With the ever increasing cost of medical insurance, many employers have dropped their group dental and vision coverage, but the demand for employer-sponsored dental and vision benefits is still present.
Once considered a standard employee benefit, dental and vision insurance plans have experienced rate increases not as extreme as medical rate increases, but increases just the same.
Many group health insurance companies offer dental and vision benefits alongside their medical plan, and include the cost for the dental and vision benefit on the same monthly premium statement as the medical premium. In addition, there are many independent dental and vision companies that specialize in just dental and vision benefits, and these companies can be very competitively priced with excellent benefit schedules.
The most competitively priced dental and vision plans use a "preferred provider" list of contracted dentists and optometrists. If the insured member uses the "preferred dentist" or "preferred optometrist," the benefits are usually better than if a non-preferred provider was used. Preferred providers contractually agree with the cost of the services that the dental and/or vision insurance company consider "reasonable and Customary." Dentists or optometrists that do not have an agreement with the insurance companies about their rates are not under any obligation to charge lower preferred provider rates.
The lists of contracted dental and vision preferred providers have grown substantially over the last five to seven years. Because of the ever-increasing cost of dental and vision services, many insured members are moving to dentists or optometrist on their preferred provider list to make sure that more of their final bill is paid for by the insurance company.
Most dental companies provide service in three main categories: preventative, restorative, and major. Most plans pay for 100 percent of the cost of preventative services once every six months, and these services would include the cost for exams, cleanings, and x-rays. Services provided in the second category, the restorative, or basic service category, are normally paid at between 80 percent and 90 percent of the contracted rate. These services include simple extractions, fillings, and space maintainers. Major work, the third category, includes bridges, dentures, and crowns, and most dental insurance companies pay 50 percer of the cost for these services when the insured member uses a preferred provider. A calendar year deductible of $50 is common with most dental plans, and this deductible is not due for preventative services.

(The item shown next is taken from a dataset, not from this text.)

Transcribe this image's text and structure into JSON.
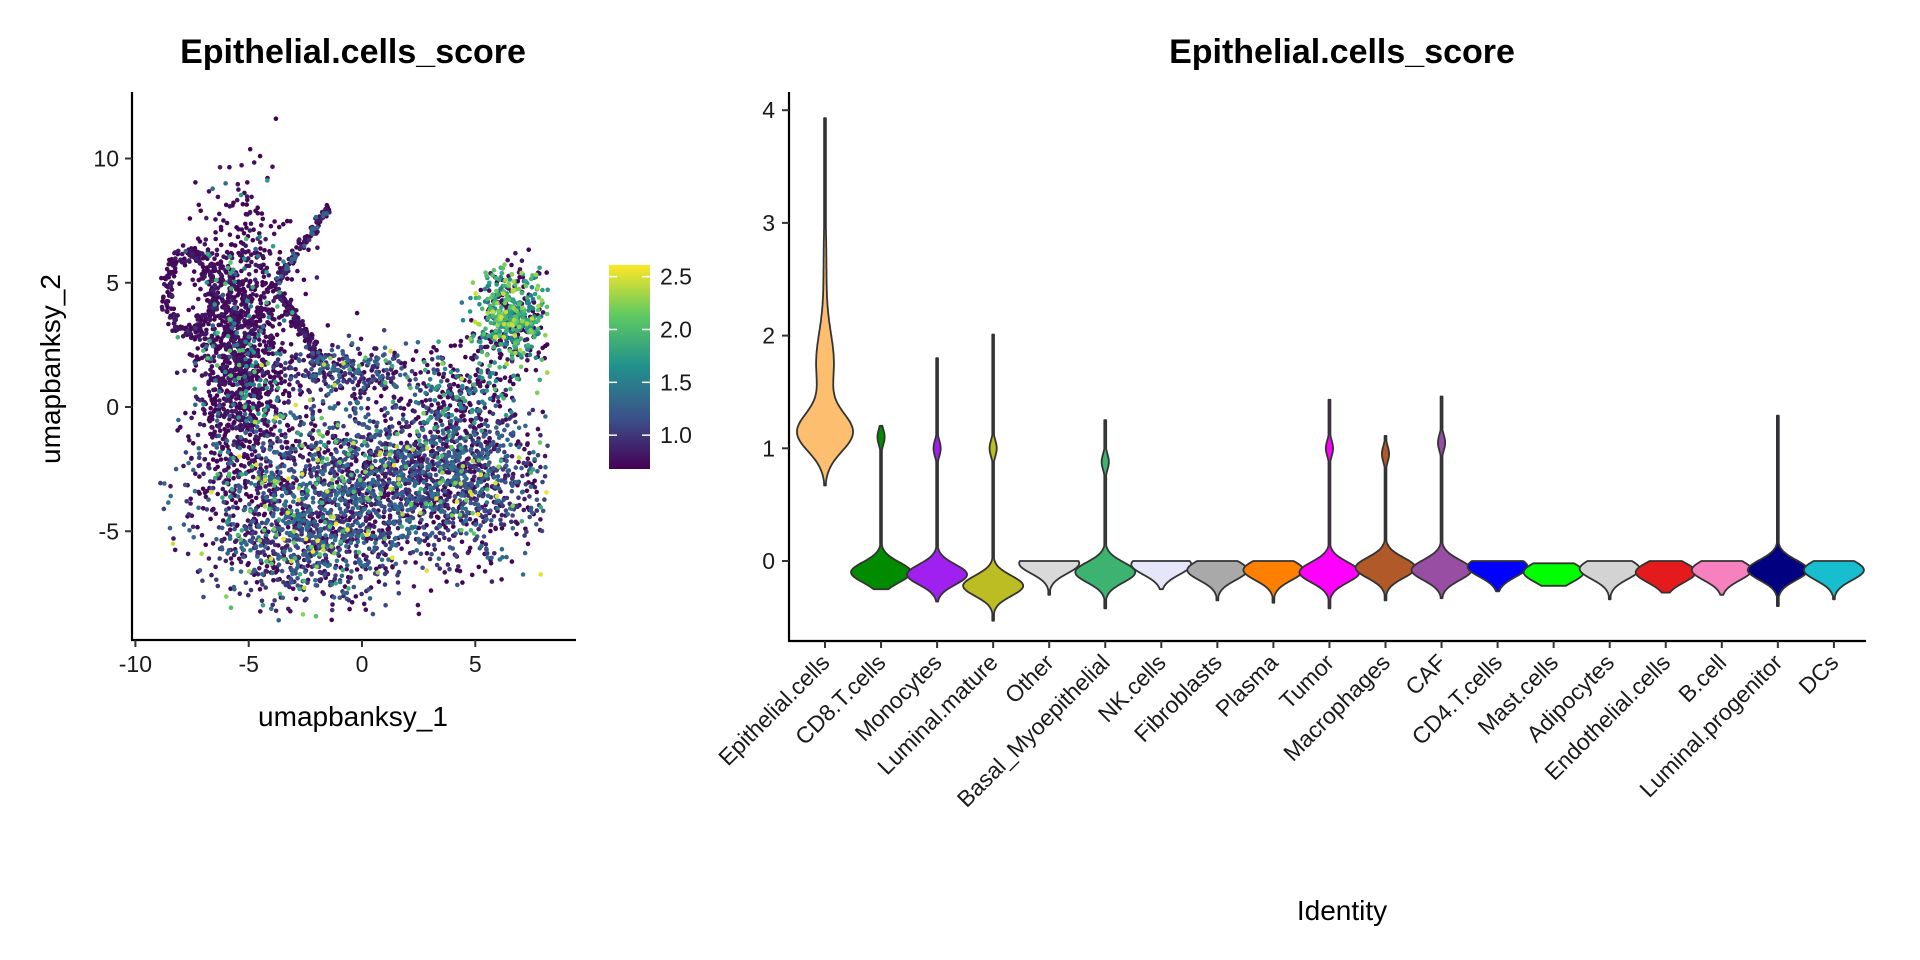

Traditionally, dental plans set their monthly rates based on the maximum amount of benefit that they agree to pay for each insured person during each calendar year. The most competitively priced plans may have a maximum benefit of $750 to $1,000 per member per year. Plans that will pay up to $2,500 per member per year for dental expenses are available with higher monthly premiums.
For families with children under age 19, the orthodontia benefit may be of interest. This additional rider can be included with many dental plans. Dental insurance companies usually pay up to a maximum of $500 to $1000 per child per year. If the same dental policy stays in force over multiple years, most companies will continue to pay the $500 to $1000 orthodontia benefit until they have paid a total lifetime orthodontia maximum of $1,000 to $30,00.
Vision benefits also follow a general rule of thumb with three different benefit categories; exams, lenses, and frames. The majority of vision plans pay 100 percent of the cost for an annual exam with a preferred provider. Most vision plans will pay a set amount toward the cost of lenses and frames. If an insured member wants to have more expensive lenses or frames, a credit is given toward the cost the more expensive lenses and frames, based on what would have been paid for the standard hardware. To help reduce the monthly premiums, many vision plans agree to pay benefits for lenses and frames every other year instead of annually.
In response to employer groups dropping their dental and vision coverage altogether, many dental and vision insurance companies offer voluntary dental and vision plans instead of the traditional employer-sponsored group plans. For traditional group plans, dental and vision companies require that their employer groups agree to pay at least 50 percent of the cost for the employee. If the employer does not agree to the 50 percent employee premium contribution, then a voluntary dental or vision plan could be a consideration.
Voluntary plans are usually priced a little higher than traditional group plans, and they may have longer waiting periods for services, but they still offer valuable benefits. Since employees pay 100 percent of the cost for Voluntary benefits, not all employees may want to take part in the plan, and this is allowable. Most dental and vision companies require a minimum number of participants on the plan, and they bill the employer directly each month for this valuable employee benefit.
Making the decision about which plan is best for you and/or your company is usually based on multiple factors, including the cost and benefits for you and/or your employees. Many dental and vision plans let participants choose what level of service they prefer, all of the way from strictly basic services, all of the way up to full coverage on their "Cadillac" plans. And, like most items that we purchase today, the higher the level of benefit, the higher the cost. Balancing these two items usually comes out to be the hardest part of this decision.